A capacitor of capacitance value `1 muF` is charged to 30 V and the battery is then disconnected. If it is connected across a `2 muF` capacotor, then the energy lost by the system is

To solve the problem step by step, we will calculate the initial energy stored in the capacitor, the final energy after connecting the two capacitors, and then determine the energy lost by the system. ### Step 1: Calculate the Initial Energy Stored in the Capacitor The formula for the energy stored in a capacitor is given by: \[ U = \frac{1}{2} C V^2 \] Where: - \( U \) is the energy, - \( C \) is the capacitance, - \( V \) is the voltage.
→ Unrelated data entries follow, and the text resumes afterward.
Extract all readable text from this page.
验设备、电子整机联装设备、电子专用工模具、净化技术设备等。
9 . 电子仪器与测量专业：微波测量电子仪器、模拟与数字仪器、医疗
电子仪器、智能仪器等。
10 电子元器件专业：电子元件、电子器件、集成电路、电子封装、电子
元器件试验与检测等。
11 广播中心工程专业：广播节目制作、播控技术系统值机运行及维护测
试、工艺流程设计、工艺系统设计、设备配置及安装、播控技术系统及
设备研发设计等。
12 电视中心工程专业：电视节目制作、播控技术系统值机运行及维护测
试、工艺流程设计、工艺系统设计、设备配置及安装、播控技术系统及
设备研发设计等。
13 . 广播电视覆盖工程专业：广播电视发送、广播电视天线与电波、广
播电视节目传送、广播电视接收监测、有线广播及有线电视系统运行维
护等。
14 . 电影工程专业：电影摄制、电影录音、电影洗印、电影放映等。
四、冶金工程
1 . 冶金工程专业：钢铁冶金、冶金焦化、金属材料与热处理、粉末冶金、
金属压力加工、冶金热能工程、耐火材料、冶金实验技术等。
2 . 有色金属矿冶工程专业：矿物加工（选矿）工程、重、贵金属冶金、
Given: - \( C = 1 \, \mu F = 1 \times 10^{-6} \, F \) - \( V = 30 \, V \) Substituting the values: \[ U = \frac{1}{2} \times (1 \times 10^{-6}) \times (30)^2 \] \[ U = \frac{1}{2} \times (1 \times 10^{-6}) \times 900 \] \[ U = \frac{900 \times 10^{-6}}{2} = 450 \, \mu J \] ### Step 2: Determine the Charge on the Initial Capacitor The charge \( Q \) on the capacitor can be calculated using the formula: \[ Q = C \times V \] Substituting the values: \[ Q = (1 \times 10^{-6}) \times 30 = 30 \, \mu C \] ### Step 3: Connect the Capacitors and Find the Final Voltage When the charged capacitor is connected to a \( 2 \, \mu F \) capacitor, the total capacitance \( C_{total} \) is: \[ C_{total} = C_1 + C_2 = 1 \, \mu F + 2 \, \mu F = 3 \, \mu F \] The total charge \( Q \) remains the same (conservation of charge): \[ Q = 30 \, \mu C \] The final voltage \( V_f \) across the capacitors can be found using: \[ V_f = \frac{Q}{C_{total}} = \frac{30 \, \mu C}{3 \, \mu F} = 10 \, V \] ### Step 4: Calculate the Final Energy Stored in the System Now, we can calculate the final energy stored in the system using the new voltage and total capacitance: \[ U_f = \frac{1}{2} C_{total} V_f^2 \] Substituting the values: \[ U_f = \frac{1}{2} \times (3 \times 10^{-6}) \times (10)^2 \] \[ U_f = \frac{1}{2} \times (3 \times 10^{-6}) \times 100 \] \[ U_f = \frac{300 \times 10^{-6}}{2} = 150 \, \mu J \] ### Step 5: Calculate the Energy Lost by the System The energy lost \( \Delta U \) can be calculated as: \[ \Delta U = U_{initial} - U_{final} \] Substituting the values: \[ \Delta U = 450 \, \mu J - 150 \, \mu J = 300 \, \mu J \] ### Final Answer The energy lost by the system is \( 300 \, \mu J \). ---